For α∈(0,1), leaky ReLU。可以看出,如果α=0,以及如果α=1. 爲α∈(0,1),leaky ReLU是一個非線性函數,對負輸入給出非零輸出。目的是解決“dying ReLU”問題,即神經元可能總是輸出一個負值,因此由於ReLU的梯度爲0,因此無法取得任何進展。
alphas = [0, 0.2, 0.4, .6, .8, 1]
x = np.arange(-2, 1, 0.1)
Y = [nn.LeakyReLU(alpha)(x).asnumpy() for alpha in alphas]
d2l.plot(x.asnumpy(), Y, ‘x’, ‘y’, alphas)
鑑別器的基本模塊是卷積層,然後是批處理規範化層和泄漏ReLU激活。卷積層的超參數類似於生成塊中的轉置卷積層。
class D_block(nn.Block):
def __init__(self, channels, kernel_size=4, strides=2,
padding=1, alpha=0.2, **kwargs):
super(D_block, self).__init__(**kwargs)
self.conv2d = nn.Conv2D(
channels, kernel_size, strides, padding, use_bias=False)
self.batch_norm = nn.BatchNorm()
self.activation = nn.LeakyReLU(alpha)
def forward(self, X):
return self.activation(self.batch_norm(self.conv2d(X)))
x = np.zeros((2, 3, 16, 16))
d_blk = D_block(20)
d_blk.initialize()
d_blk(x).shape
(2, 20, 8, 8)
鑑別器是發生器的鏡像。
n_D = 64
net_D = nn.Sequential()
net_D.add(D_block(n_D), # output: (64,
32, 32)
D_block(n_D*2), # output: (64*2, 16, 16)
D_block(n_D*4), # output: (64*4, 8, 8)
D_block(n_D*8), # output: (64*8, 4, 4)
nn.Conv2D(1, kernel_size=4, use_bias=False))
# output: (1, 1, 1)
使用帶輸出通道的卷積層1作爲最後一層獲得單個預測值。
x = np.zeros((1, 3, 64, 64))
net_D.initialize()
net_D(x).shape
(1, 1, 1, 1)
- Training
對生成器和鑑別器使用學習速率,改變β1在亞當中0.9到0.5。降低了動量的平滑度,即過去梯度的指數加權移動平均值,以處理快速變化的梯度,因爲生成器和鑑別器相互競爭。另外,用隨機產生的隨機噪聲來加速計算。
def train(net_D, net_G, data_iter, num_epochs, lr, latent_dim,
ctx=d2l.try_gpu()):
loss = gluon.loss.SigmoidBCELoss()
net_D.initialize(init=init.Normal(0.02), force_reinit=True, ctx=ctx)
net_G.initialize(init=init.Normal(0.02), force_reinit=True, ctx=ctx)
trainer_hp = {'learning_rate': lr, 'beta1': 0.5}
trainer_D = gluon.Trainer(net_D.collect_params(), 'adam', trainer_hp)
trainer_G = gluon.Trainer(net_G.collect_params(), 'adam', trainer_hp)

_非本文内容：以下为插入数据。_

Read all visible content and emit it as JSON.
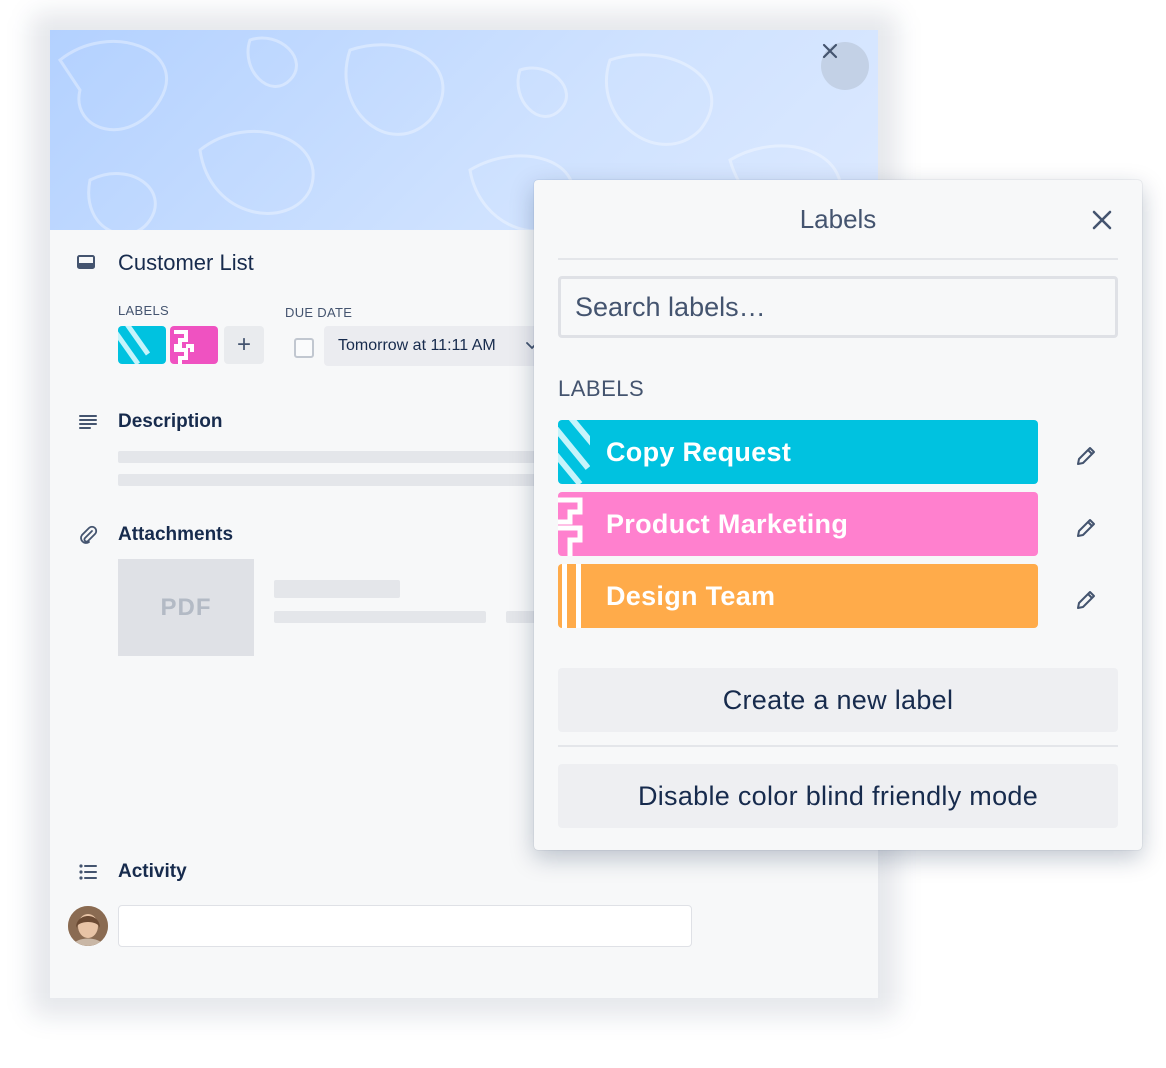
{
  "card": {
    "title": "Customer List",
    "labels_heading": "LABELS",
    "due_heading": "DUE DATE",
    "add_label_glyph": "+",
    "due_date_value": "Tomorrow at 11:11 AM",
    "description_heading": "Description",
    "attachments_heading": "Attachments",
    "attachment_thumb_text": "PDF",
    "activity_heading": "Activity",
    "applied_labels": [
      {
        "color": "#00c2e0",
        "pattern": "stripes"
      },
      {
        "color": "#ef52c1",
        "pattern": "blocks"
      }
    ],
    "icons": [
      "card-icon",
      "description-icon",
      "attachment-icon",
      "activity-icon",
      "close-icon",
      "chevron-down-icon"
    ]
  },
  "popover": {
    "title": "Labels",
    "search_placeholder": "Search labels…",
    "section_heading": "LABELS",
    "labels": [
      {
        "name": "Copy Request",
        "color": "#00c2e0",
        "pattern": "stripes"
      },
      {
        "name": "Product Marketing",
        "color": "#ff80ce",
        "pattern": "blocks"
      },
      {
        "name": "Design Team",
        "color": "#ffab4a",
        "pattern": "bars"
      }
    ],
    "create_label": "Create a new label",
    "colorblind_toggle": "Disable color blind friendly mode"
  },
  "colors": {
    "text_primary": "#172b4d",
    "text_subtle": "#44546f",
    "cover_blue": "#b3d1ff",
    "button_bg": "#eeeff2"
  }
}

animator = d2l.Animator(xlabel='epoch', ylabel='loss',
xlim=[1, num_epochs], nrows=2, figsize=(5, 5),
legend=['discriminator', 'generator'])
animator.fig.subplots_adjust(hspace=0.3)
for epoch in range(1, num_epochs + 1):
# Train one epoch
timer = d2l.Timer()
metric = d2l.Accumulator(3) # loss_D, loss_G, num_examples
for X, _ in data_iter:
batch_size = X.shape[0]
Z = np.random.normal(0, 1, size=(batch_size, latent_dim, 1, 1))

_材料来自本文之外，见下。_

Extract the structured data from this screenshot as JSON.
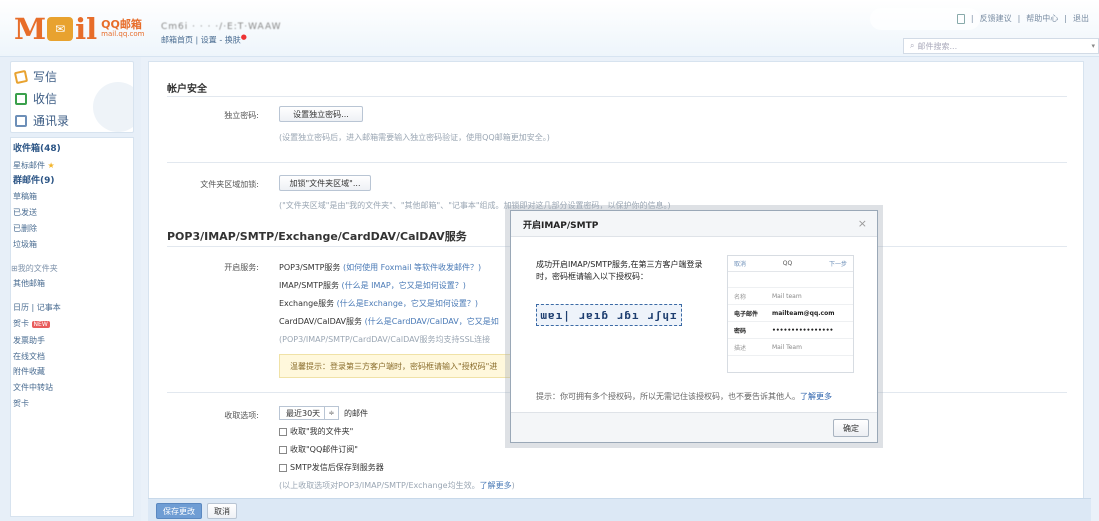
{
  "header": {
    "logo_letters_left": "M",
    "logo_letters_right": "il",
    "logo_title": "QQ邮箱",
    "logo_sub": "mail.qq.com",
    "user_blurred": "Cm6i · · · ·/·E:T·WAAW",
    "nav_home": "邮箱首页",
    "nav_sep": "|",
    "nav_settings": "设置",
    "nav_dash": "-",
    "nav_skin": "换肤",
    "feedback": "反馈建议",
    "help": "帮助中心",
    "logout": "退出",
    "search_placeholder": "邮件搜索..."
  },
  "sidebar": {
    "write": "写信",
    "receive": "收信",
    "contacts": "通讯录",
    "folders": [
      {
        "label": "收件箱(48)",
        "bold": true
      },
      {
        "label": "星标邮件",
        "star": true
      },
      {
        "label": "群邮件(9)",
        "bold": true
      },
      {
        "label": "草稿箱"
      },
      {
        "label": "已发送"
      },
      {
        "label": "已删除"
      },
      {
        "label": "垃圾箱"
      }
    ],
    "my_folders": "我的文件夹",
    "other_mail": "其他邮箱",
    "calendar": "日历",
    "notepad": "记事本",
    "greeting": "贺卡",
    "greeting_badge": "NEW",
    "invoice": "发票助手",
    "docs": "在线文档",
    "attachments": "附件收藏",
    "transfer": "文件中转站",
    "cards": "贺卡"
  },
  "account_security": {
    "title": "帐户安全",
    "pwd_label": "独立密码:",
    "pwd_button": "设置独立密码...",
    "pwd_hint": "(设置独立密码后，进入邮箱需要输入独立密码验证，使用QQ邮箱更加安全。)",
    "folder_label": "文件夹区域加锁:",
    "folder_button": "加锁\"文件夹区域\"...",
    "folder_hint": "(\"文件夹区域\"是由\"我的文件夹\"、\"其他邮箱\"、\"记事本\"组成。加锁即对这几部分设置密码，以保护你的信息。)"
  },
  "pop": {
    "title": "POP3/IMAP/SMTP/Exchange/CardDAV/CalDAV服务",
    "service_label": "开启服务:",
    "l1_a": "POP3/SMTP服务",
    "l1_b": "(如何使用 Foxmail 等软件收发邮件？)",
    "l2_a": "IMAP/SMTP服务",
    "l2_b": "(什么是 IMAP，它又是如何设置？)",
    "l3_a": "Exchange服务",
    "l3_b": "(什么是Exchange，它又是如何设置？)",
    "l4_a": "CardDAV/CalDAV服务",
    "l4_b": "(什么是CardDAV/CalDAV，它又是如",
    "l5": "(POP3/IMAP/SMTP/CardDAV/CalDAV服务均支持SSL连接",
    "tip": "温馨提示：登录第三方客户端时，密码框请输入\"授权码\"进"
  },
  "receive": {
    "label": "收取选项:",
    "range": "最近30天",
    "range_arrow": "≑",
    "suffix": "的邮件",
    "opt1": "收取\"我的文件夹\"",
    "opt2": "收取\"QQ邮件订阅\"",
    "opt3": "SMTP发信后保存到服务器",
    "hint_a": "(以上收取选项对POP3/IMAP/SMTP/Exchange均生效。",
    "hint_link": "了解更多",
    "hint_b": ")"
  },
  "footer": {
    "save": "保存更改",
    "cancel": "取消"
  },
  "modal": {
    "title": "开启IMAP/SMTP",
    "close": "×",
    "message": "成功开启IMAP/SMTP服务,在第三方客户端登录时，密码框请输入以下授权码：",
    "code": "ɯɐı| ɹɐıɓ ɹɓı ɹʃɥɪ",
    "phone": {
      "cancel": "取消",
      "title": "QQ",
      "next": "下一步",
      "rows": [
        {
          "k": "名称",
          "v": "Mail team"
        },
        {
          "k": "电子邮件",
          "v": "mailteam@qq.com",
          "strong": true
        },
        {
          "k": "密码",
          "v": "••••••••••••••••",
          "strong": true
        },
        {
          "k": "描述",
          "v": "Mail Team"
        }
      ]
    },
    "footnote": "提示：你可拥有多个授权码，所以无需记住该授权码，也不要告诉其他人。",
    "footnote_link": "了解更多",
    "ok": "确定"
  }
}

X, Z = X.as_in_ctx(ctx), Z.as_in_ctx(ctx),
metric.add(d2l.update_D(X, Z, net_D, net_G, loss, trainer_D),
d2l.update_G(Z, net_D, net_G, loss, trainer_G),
batch_size)
# Show generated examples
Z = np.random.normal(0, 1, size=(21, latent_dim, 1, 1), ctx=ctx)
# Normalize the synthetic data to N(0, 1)

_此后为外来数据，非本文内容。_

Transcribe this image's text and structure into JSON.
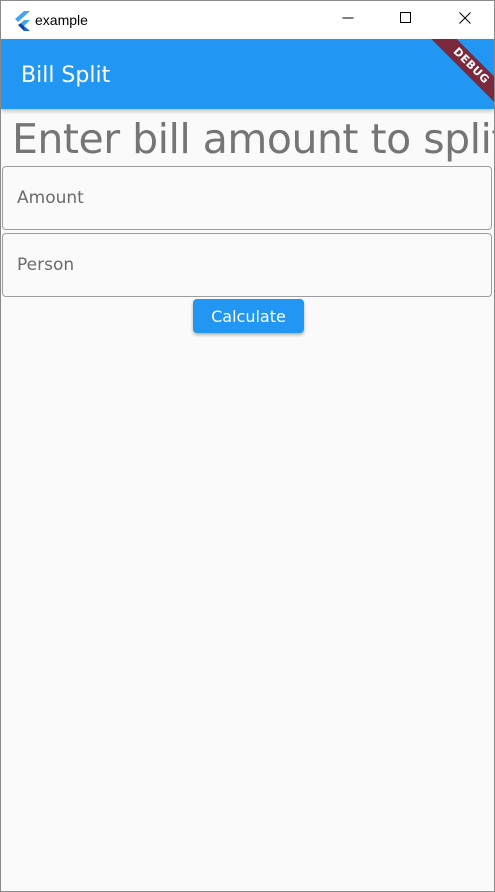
{
  "window": {
    "title": "example",
    "logo_icon": "flutter-logo-icon",
    "controls": {
      "minimize_icon": "minimize-icon",
      "maximize_icon": "maximize-icon",
      "close_icon": "close-icon"
    }
  },
  "appbar": {
    "title": "Bill Split",
    "debug_banner": "DEBUG",
    "color": "#2196f3"
  },
  "main": {
    "heading": "Enter bill amount to split.",
    "amount_field": {
      "placeholder": "Amount",
      "value": ""
    },
    "person_field": {
      "placeholder": "Person",
      "value": ""
    },
    "calculate_label": "Calculate"
  },
  "colors": {
    "accent": "#2196f3",
    "background": "#fafafa",
    "debug_ribbon": "#7a2a3c",
    "heading_text": "#757575"
  }
}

fake_x = net_G(Z).transpose(0, 2, 3, 1) / 2 + 0.5
imgs = np.concatenate(
[np.concatenate([fake_x[i * 7 + j] for j in range(7)], axis=1)
for i in range(len(fake_x)//7)], axis=0)
animator.axes[1].cla()
animator.axes[1].imshow(imgs.asnumpy())
# Show the losses
loss_D, loss_G = metric[0] / metric[2], metric[1] / metric[2]
animator.add(epoch, (loss_D, loss_G))
print('loss_D %.3f, loss_G %.3f, %d examples/sec on %s' % (
loss_D, loss_G, metric[2]/timer.stop(), ctx))
現在訓練模型
latent_dim, lr, num_epochs = 100, 0.005, 40
train(net_D, net_G, data_iter, num_epochs, lr, latent_dim)
loss_D 0.011, loss_G 7.465, 2663 examples/sec on gpu(0)
5. Summary
· DCGAN architecture has four convolutional layers for the Discriminator and four “fractionally-strided” convolutional layers for the Generator.
· The Discriminator is a 4-layer strided convolutions with batch normalization (except its input layer) and leaky ReLU activations.
· Leaky ReLU is a nonlinear function that give a non-zero output for a negative input. It aims to fix the “dying ReLU” problem and helps the gradients flow easier through the architecture.